Fonds historique pour les pertes et dommages approuvé à la COP27

(SHARM EL-SHEIKH, Égypte) – Les négociateurs ont approuvé dimanche matin un accord historique qui créerait un fonds pour indemniser les pays pauvres victimes de conditions météorologiques extrêmes aggravées par la pollution au carbone des pays riches, mais un accord global plus large était toujours en suspens. en raison d’une lutte sur les efforts de réduction des émissions.

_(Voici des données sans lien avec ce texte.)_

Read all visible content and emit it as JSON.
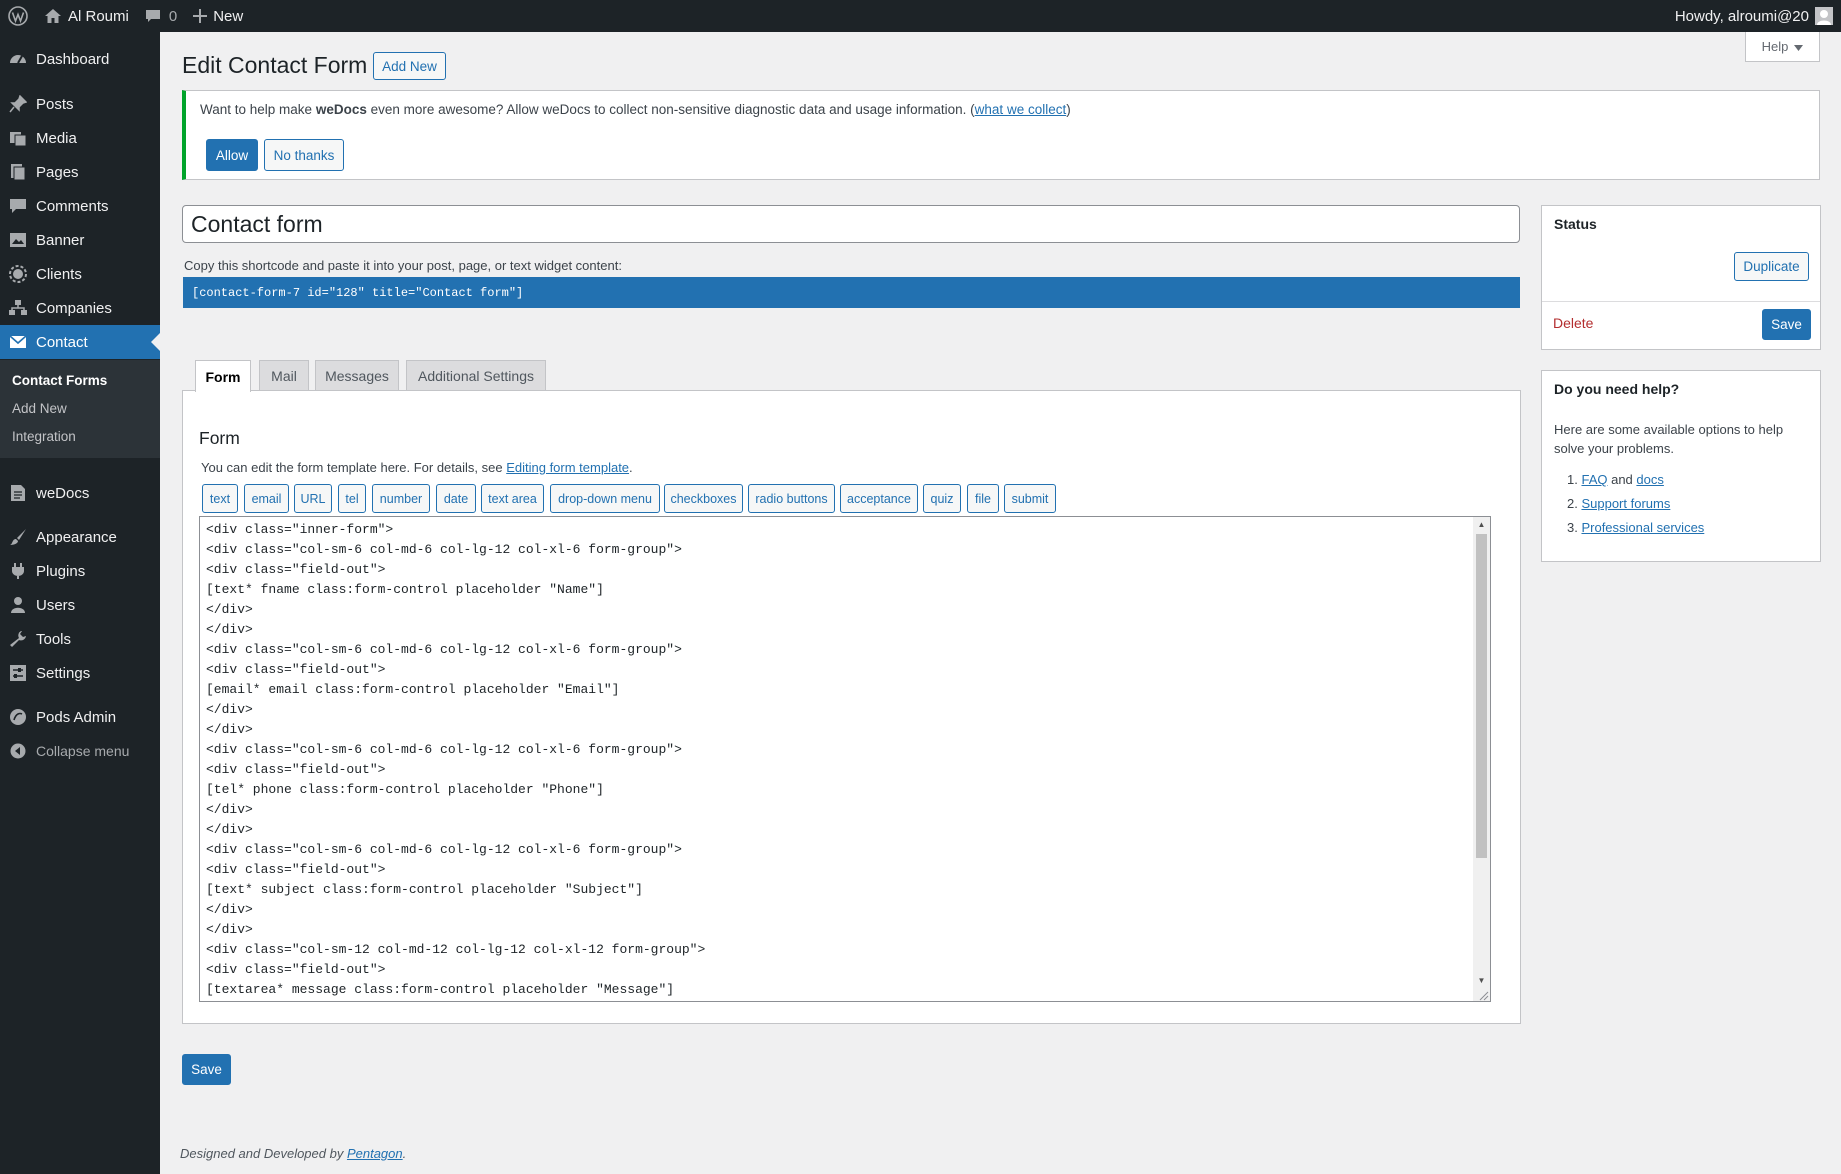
{
  "admin_bar": {
    "site_name": "Al Roumi",
    "comments_count": "0",
    "new_label": "New",
    "howdy": "Howdy, alroumi@20"
  },
  "sidebar": {
    "items": [
      {
        "label": "Dashboard",
        "icon": "dashboard-icon"
      },
      {
        "label": "Posts",
        "icon": "pin-icon"
      },
      {
        "label": "Media",
        "icon": "media-icon"
      },
      {
        "label": "Pages",
        "icon": "pages-icon"
      },
      {
        "label": "Comments",
        "icon": "comments-icon"
      },
      {
        "label": "Banner",
        "icon": "banner-icon"
      },
      {
        "label": "Clients",
        "icon": "clients-icon"
      },
      {
        "label": "Companies",
        "icon": "companies-icon"
      },
      {
        "label": "Contact",
        "icon": "mail-icon"
      },
      {
        "label": "weDocs",
        "icon": "docs-icon"
      },
      {
        "label": "Appearance",
        "icon": "brush-icon"
      },
      {
        "label": "Plugins",
        "icon": "plugin-icon"
      },
      {
        "label": "Users",
        "icon": "users-icon"
      },
      {
        "label": "Tools",
        "icon": "wrench-icon"
      },
      {
        "label": "Settings",
        "icon": "settings-icon"
      },
      {
        "label": "Pods Admin",
        "icon": "pods-icon"
      },
      {
        "label": "Collapse menu",
        "icon": "collapse-icon"
      }
    ],
    "submenu": [
      "Contact Forms",
      "Add New",
      "Integration"
    ]
  },
  "page": {
    "title": "Edit Contact Form",
    "add_new": "Add New",
    "help": "Help"
  },
  "notice": {
    "text_before": "Want to help make ",
    "brand": "weDocs",
    "text_after": " even more awesome? Allow weDocs to collect non-sensitive diagnostic data and usage information. (",
    "link": "what we collect",
    "text_end": ")",
    "allow": "Allow",
    "no_thanks": "No thanks"
  },
  "form": {
    "title_value": "Contact form",
    "shortcode_label": "Copy this shortcode and paste it into your post, page, or text widget content:",
    "shortcode": "[contact-form-7 id=\"128\" title=\"Contact form\"]",
    "tabs": [
      "Form",
      "Mail",
      "Messages",
      "Additional Settings"
    ],
    "panel_title": "Form",
    "desc_before": "You can edit the form template here. For details, see ",
    "desc_link": "Editing form template",
    "desc_after": ".",
    "tag_buttons": [
      "text",
      "email",
      "URL",
      "tel",
      "number",
      "date",
      "text area",
      "drop-down menu",
      "checkboxes",
      "radio buttons",
      "acceptance",
      "quiz",
      "file",
      "submit"
    ],
    "code_lines": [
      "<div class=\"inner-form\">",
      "<div class=\"col-sm-6 col-md-6 col-lg-12 col-xl-6 form-group\">",
      "<div class=\"field-out\">",
      "[text* fname class:form-control placeholder \"Name\"]",
      "</div>",
      "</div>",
      "<div class=\"col-sm-6 col-md-6 col-lg-12 col-xl-6 form-group\">",
      "<div class=\"field-out\">",
      "[email* email class:form-control placeholder \"Email\"]",
      "</div>",
      "</div>",
      "<div class=\"col-sm-6 col-md-6 col-lg-12 col-xl-6 form-group\">",
      "<div class=\"field-out\">",
      "[tel* phone class:form-control placeholder \"Phone\"]",
      "</div>",
      "</div>",
      "<div class=\"col-sm-6 col-md-6 col-lg-12 col-xl-6 form-group\">",
      "<div class=\"field-out\">",
      "[text* subject class:form-control placeholder \"Subject\"]",
      "</div>",
      "</div>",
      "<div class=\"col-sm-12 col-md-12 col-lg-12 col-xl-12 form-group\">",
      "<div class=\"field-out\">",
      "[textarea* message class:form-control placeholder \"Message\"]"
    ],
    "save": "Save"
  },
  "status_box": {
    "title": "Status",
    "duplicate": "Duplicate",
    "delete": "Delete",
    "save": "Save"
  },
  "help_box": {
    "title": "Do you need help?",
    "text": "Here are some available options to help solve your problems.",
    "items": [
      {
        "num": "1.",
        "link1": "FAQ",
        "and": " and ",
        "link2": "docs"
      },
      {
        "num": "2.",
        "link1": "Support forums"
      },
      {
        "num": "3.",
        "link1": "Professional services"
      }
    ]
  },
  "footer": {
    "text": "Designed and Developed by ",
    "link": "Pentagon",
    "end": "."
  },
  "colors": {
    "admin_bg": "#1d2327",
    "accent": "#2271b1",
    "notice_border": "#00a32a",
    "delete": "#b32d2e"
  }
}
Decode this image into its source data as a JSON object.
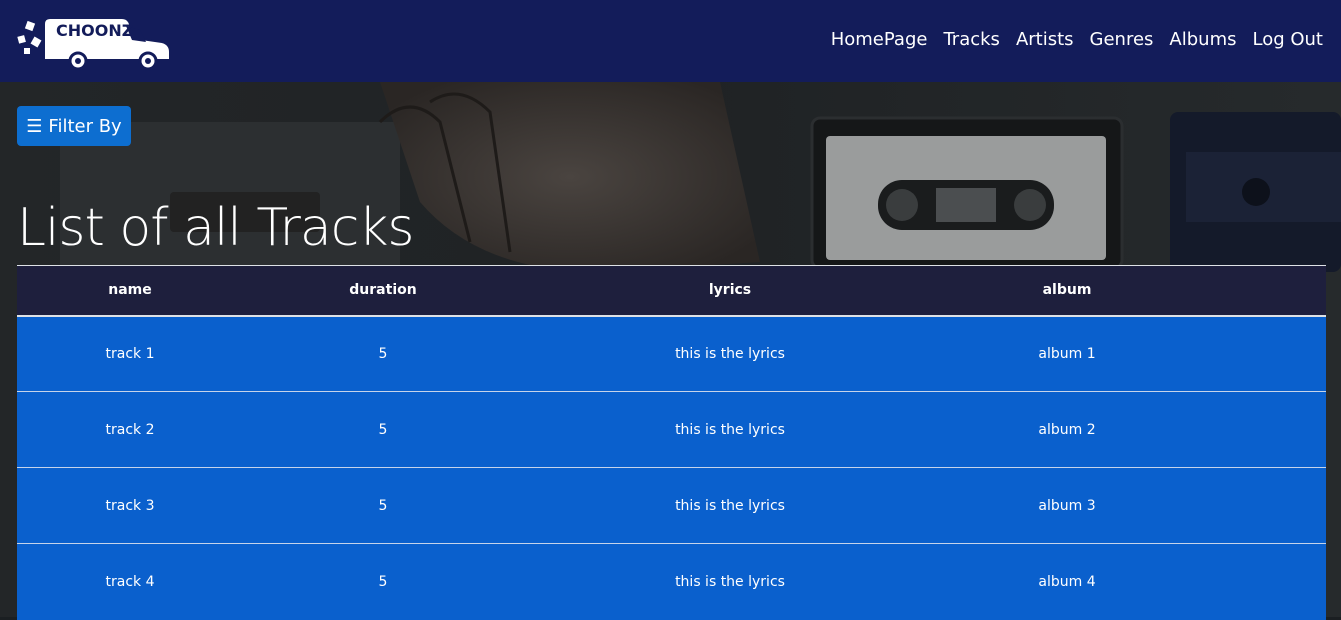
{
  "brand": {
    "logo_text": "CHOONZ",
    "logo_icon": "delivery-van-icon"
  },
  "nav": {
    "items": [
      {
        "label": "HomePage"
      },
      {
        "label": "Tracks"
      },
      {
        "label": "Artists"
      },
      {
        "label": "Genres"
      },
      {
        "label": "Albums"
      },
      {
        "label": "Log Out"
      }
    ]
  },
  "filter": {
    "icon": "menu-icon",
    "icon_glyph": "☰",
    "label": "Filter By"
  },
  "page": {
    "title": "List of all Tracks"
  },
  "table": {
    "headers": [
      "name",
      "duration",
      "lyrics",
      "album"
    ],
    "rows": [
      [
        "track 1",
        "5",
        "this is the lyrics",
        "album 1"
      ],
      [
        "track 2",
        "5",
        "this is the lyrics",
        "album 2"
      ],
      [
        "track 3",
        "5",
        "this is the lyrics",
        "album 3"
      ],
      [
        "track 4",
        "5",
        "this is the lyrics",
        "album 4"
      ]
    ]
  },
  "colors": {
    "navbar": "#131c5a",
    "accent": "#0d6ed0",
    "row": "#0a60cd",
    "header_row": "#1e1f3d"
  }
}
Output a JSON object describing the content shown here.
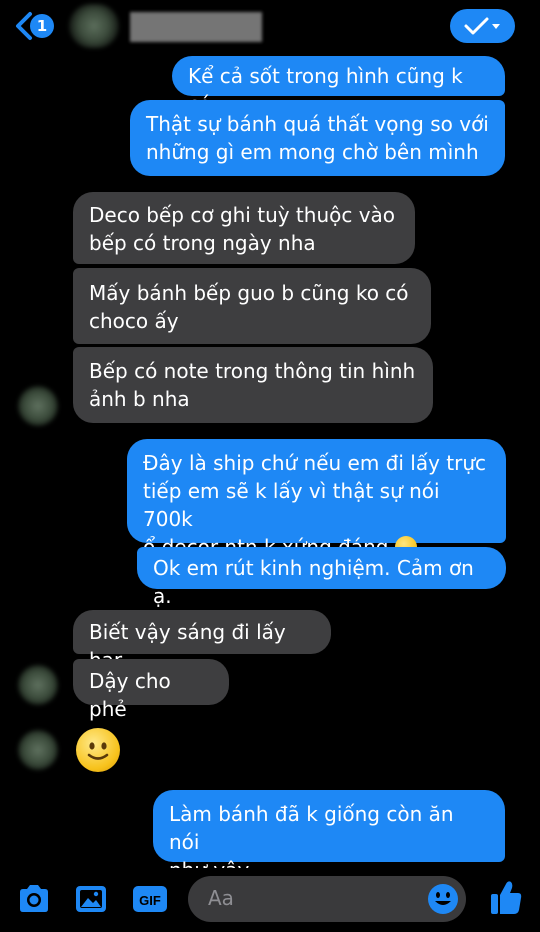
{
  "header": {
    "unread_count": "1",
    "accent": "#1e88f5"
  },
  "messages": [
    {
      "id": "m1",
      "side": "out",
      "text": "Kể cả sốt trong hình cũng k có"
    },
    {
      "id": "m2",
      "side": "out",
      "lines": [
        "Thật sự bánh quá thất vọng so với",
        "những gì em mong chờ bên mình"
      ]
    },
    {
      "id": "m3",
      "side": "in",
      "lines": [
        "Deco bếp cơ ghi tuỳ thuộc vào",
        "bếp có trong ngày nha"
      ]
    },
    {
      "id": "m4",
      "side": "in",
      "lines": [
        "Mấy bánh bếp guo b cũng ko có",
        "choco ấy"
      ]
    },
    {
      "id": "m5",
      "side": "in",
      "lines": [
        "Bếp có note trong thông tin hình",
        "ảnh b nha"
      ]
    },
    {
      "id": "m6",
      "side": "out",
      "lines": [
        "Đây là ship chứ nếu em đi lấy trực",
        "tiếp em sẽ k lấy vì thật sự nói 700k",
        "ổ decor ntn k xứng đáng"
      ],
      "emoji": "slightly-smiling-face"
    },
    {
      "id": "m7",
      "side": "out",
      "text": "Ok em rút kinh nghiệm. Cảm ơn ạ."
    },
    {
      "id": "m8",
      "side": "in",
      "text": "Biết vậy sáng đi lấy har"
    },
    {
      "id": "m9",
      "side": "in",
      "text": "Dậy cho phẻ"
    },
    {
      "id": "m10",
      "side": "in",
      "emoji": "slightly-smiling-face"
    },
    {
      "id": "m11",
      "side": "out",
      "lines": [
        "Làm bánh đã k giống còn ăn nói",
        "như vậy."
      ]
    }
  ],
  "composer": {
    "placeholder": "Aa",
    "icons": [
      "camera-icon",
      "gallery-icon",
      "gif-icon",
      "emoji-icon",
      "thumbs-up-icon"
    ]
  },
  "colors": {
    "outgoing_bubble": "#1e88f5",
    "incoming_bubble": "#3e3e40",
    "background": "#000000"
  }
}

Après ce vote, les pourparlers sur d’autres aspects des négociations ont été suspendus tandis que les délégués disposaient de 30 minutes pour lire les textes des autres mesures sur lesquelles ils devaient voter.

La décision établit un fonds pour ce que les négociateurs appellent les pertes et dommages. C’est une grande victoire pour les pays les plus pauvres qui ont longtemps réclamé de l’argent – ​​parfois considéré comme des réparations – car ils sont souvent victimes d’inondations, de sécheresses, de canicules, de famines et de tempêtes aggravées par le climat, bien qu’ils aient peu contribué à la pollution qui réchauffe le globe

“C’est ainsi que notre voyage vieux de 30 ans a enfin, nous l’espérons, abouti aujourd’hui”, a déclaré la ministre pakistanaise du Climat, Sherry Rehman, qui a souvent pris la tête des nations les plus pauvres du monde. Un tiers de son pays a été submergé cet été par une inondation dévastatrice et elle et d’autres responsables ont utilisé la devise : “Ce qui s’est passé au Pakistan ne restera pas au Pakistan”.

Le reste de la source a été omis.